Герой Милькина поднимает гирю. Двадцать два раза. Достоинство должно быть подкреплено рекордным весом.

И при такой тяжести нрава — удивительная легкость, непривязанность к месту. «Ничего не надо!» Легко взять, еще легче бросить. — Часов не держу… Их заводить надо, чинить да смотреть, чтобы не разбились да чтобы не украли. Морока! Если время надо узнать — вон на каждом углу! — Двери не запираются, во-первых, с ключами не возиться, во-вторых, лучше раздать, чем копить. И чего копить-то? Сегодня ты «здеся», а завтра — где угодно. Подхватил чемоданчик — и привет! К невесте заявился: привет! Не нравлюсь? — привет.

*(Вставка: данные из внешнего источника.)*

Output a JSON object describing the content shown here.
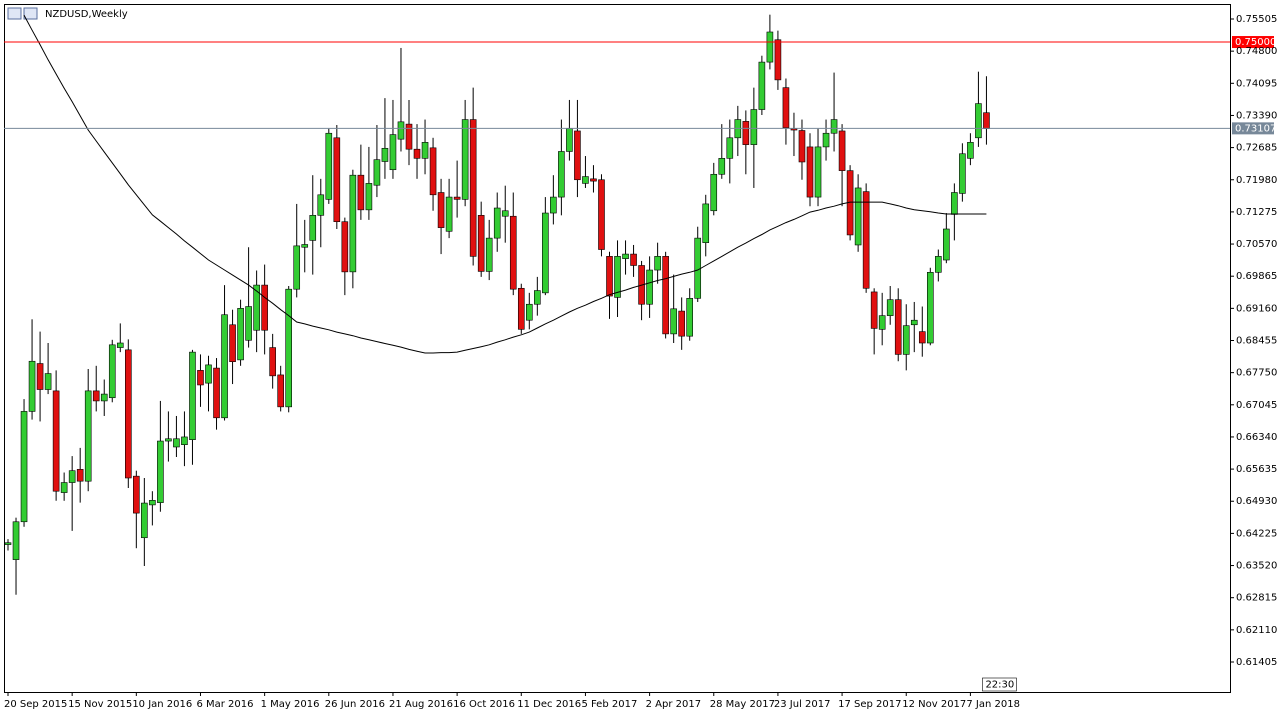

Тут, натурально, возможны, всякие осложнения. Могут подвалить невестины братья, чубатые казаки. Другой бы отступился, а наш — если уж достоинство задето, — плоть под нож положит, не дрогнет.

Только «вздыхает украдкой»: что делать? Так вышло. Ничего не поделаешь.

И проступит вдруг в лихом казаке, который «остаканивается» с другими лихими казаками, тихий запредельный изгнанник, который если что и умеет, то — терпеть.

В прозаической ткани, воспроизводящей это состояние, есть что-то «сюрреалистическое». Это если называть вещи в соответствии с рутиной теорией. Практически, когда Милькин искал свой стиль, все называлось иначе. «Лирическая проза». «Исповедальная проза». Милькин рос не столько из «Шинели» Гоголя, сколько в «джинсовке» Аксенова. Этот стиль, ломкий и дерзкий, сложился к концу 50-х годов и был направлен на подрыв «сплошной», «добротной» реалистической ткани. Никаких долгих убеждений и никаких «мотивировок» — только штрихи, блики, знаки. Достаточно одного результирующего жеста, и линия поведения ясна. Достаточно одного острого словца — и не надо длинных рацей. Достаточно понимающего взгляда — и никаких там «портретов», «биографий», «пейзажей», «убеждений». Импрессия, экспрессия, что угодно — только не мякина «описаний»!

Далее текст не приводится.